1人中庭を歩いていた綾人に話しかける声があった。


「綾人先輩!」
『あれー?まごへーだ!どうしたの?殺して欲しい奴がいるの?僕、頑張るよ!』


孫兵はいきなりおかしなことを言い始めた綾人に驚いたりせずに冷静に用件を言う。

ふと、僕もずいぶんと綾人先輩の扱いがうまくなったなと思う。
一年生のときはこの先輩が恐くてたまらなかったけど今はとても可愛い人だと思う。
真っ白なのだ。この先輩は。
死に恐怖する動物のような純粋さがこの人にはある。


「いえ、またジュンコが逃げ出したので探すの手伝ってください」
『えー今日は一年生と遊ぶ約束してたのにー?』


綾人はさも不満気に言う。
しかしなんだかんだ言って手伝ってくれるのだからいい先輩なのだ。


『あーあー赤い血がみたぁーい』


…これさえ除けば。
綾人先輩は異常に血に反応する。
何故だかは分からない。
血を見て笑ったかと思えば、思いっきり泣き始めるときもある。

それゆえに、僕たち生物委員会と一年生、それに綾人先輩の幼馴染でもある鉢屋先輩以外は全くと言っていいほど、綾人先輩には近づかない。

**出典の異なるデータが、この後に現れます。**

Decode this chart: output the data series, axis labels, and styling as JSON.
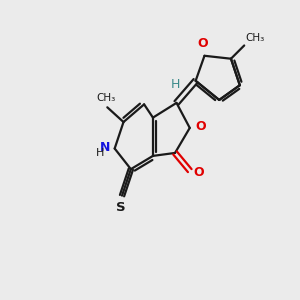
{
  "bg_color": "#ebebeb",
  "bond_color": "#1a1a1a",
  "o_color": "#e00000",
  "n_color": "#1414e0",
  "s_color": "#1a1a1a",
  "h_color": "#3a8a8a",
  "figsize": [
    3.0,
    3.0
  ],
  "dpi": 100,
  "xlim": [
    0,
    10
  ],
  "ylim": [
    0,
    10
  ]
}
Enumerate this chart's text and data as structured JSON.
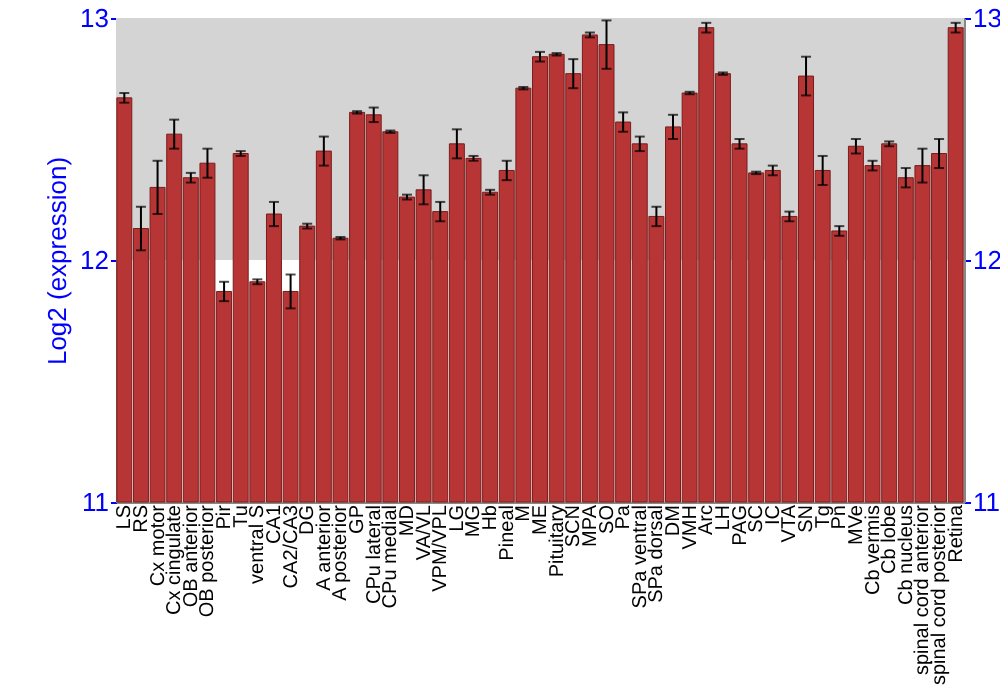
{
  "chart_data": {
    "type": "bar",
    "ylabel": "Log2 (expression)",
    "categories": [
      "LS",
      "RS",
      "Cx motor",
      "Cx cingulate",
      "OB anterior",
      "OB posterior",
      "Pir",
      "Tu",
      "ventral S",
      "CA1",
      "CA2/CA3",
      "DG",
      "A anterior",
      "A posterior",
      "GP",
      "CPu lateral",
      "CPu medial",
      "MD",
      "VA/VL",
      "VPM/VPL",
      "LG",
      "MG",
      "Hb",
      "Pineal",
      "M",
      "ME",
      "Pituitary",
      "SCN",
      "MPA",
      "SO",
      "Pa",
      "SPa ventral",
      "SPa dorsal",
      "DM",
      "VMH",
      "Arc",
      "LH",
      "PAG",
      "SC",
      "IC",
      "VTA",
      "SN",
      "Tg",
      "Pn",
      "MVe",
      "Cb vermis",
      "Cb lobe",
      "Cb nucleus",
      "spinal cord anterior",
      "spinal cord posterior",
      "Retina"
    ],
    "values": [
      12.67,
      12.13,
      12.3,
      12.52,
      12.34,
      12.4,
      11.87,
      12.44,
      11.91,
      12.19,
      11.87,
      12.14,
      12.45,
      12.09,
      12.61,
      12.6,
      12.53,
      12.26,
      12.29,
      12.2,
      12.48,
      12.42,
      12.28,
      12.37,
      12.71,
      12.84,
      12.85,
      12.77,
      12.93,
      12.89,
      12.57,
      12.48,
      12.18,
      12.55,
      12.69,
      12.96,
      12.77,
      12.48,
      12.36,
      12.37,
      12.18,
      12.76,
      12.37,
      12.12,
      12.47,
      12.39,
      12.48,
      12.34,
      12.39,
      12.44,
      12.96
    ],
    "errors": [
      0.02,
      0.09,
      0.11,
      0.06,
      0.02,
      0.06,
      0.04,
      0.01,
      0.01,
      0.05,
      0.07,
      0.01,
      0.06,
      0.005,
      0.005,
      0.03,
      0.005,
      0.01,
      0.06,
      0.04,
      0.06,
      0.01,
      0.01,
      0.04,
      0.005,
      0.02,
      0.005,
      0.06,
      0.01,
      0.1,
      0.04,
      0.03,
      0.04,
      0.05,
      0.005,
      0.02,
      0.005,
      0.02,
      0.005,
      0.02,
      0.02,
      0.08,
      0.06,
      0.02,
      0.03,
      0.02,
      0.01,
      0.04,
      0.07,
      0.06,
      0.02
    ],
    "color": "#b73535",
    "ylim": [
      11,
      13
    ],
    "yticks": [
      11,
      12,
      13
    ],
    "y2lim": [
      11,
      13
    ],
    "y2ticks": [
      11,
      12,
      13
    ],
    "bands": [
      {
        "axis": "y",
        "from": 12,
        "to": 13,
        "color": "#d4d4d4"
      }
    ]
  }
}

同学年でもある平先輩たちも近づかないんだ。よほど、綾人先輩は周りから見て異常なのだろう。

ある日、気になって何故そんなに血に執着するか聞いたことがある。
その時綾人先輩は


『私が“僕”になった原因だから。』


と、珍しく悲しそうな顔をしていた覚えがある。いつも、ニコニコしている先輩が、だ。あれはどういう意味だったんだろうか。


『あーっ!まごへー!ジュンコ見つけたよー!』
「ジュンコォォオオオオ!心配したんだぞ!」


そんな疑問はジュンコを見つけた喜びによって何処かに行ってしまった。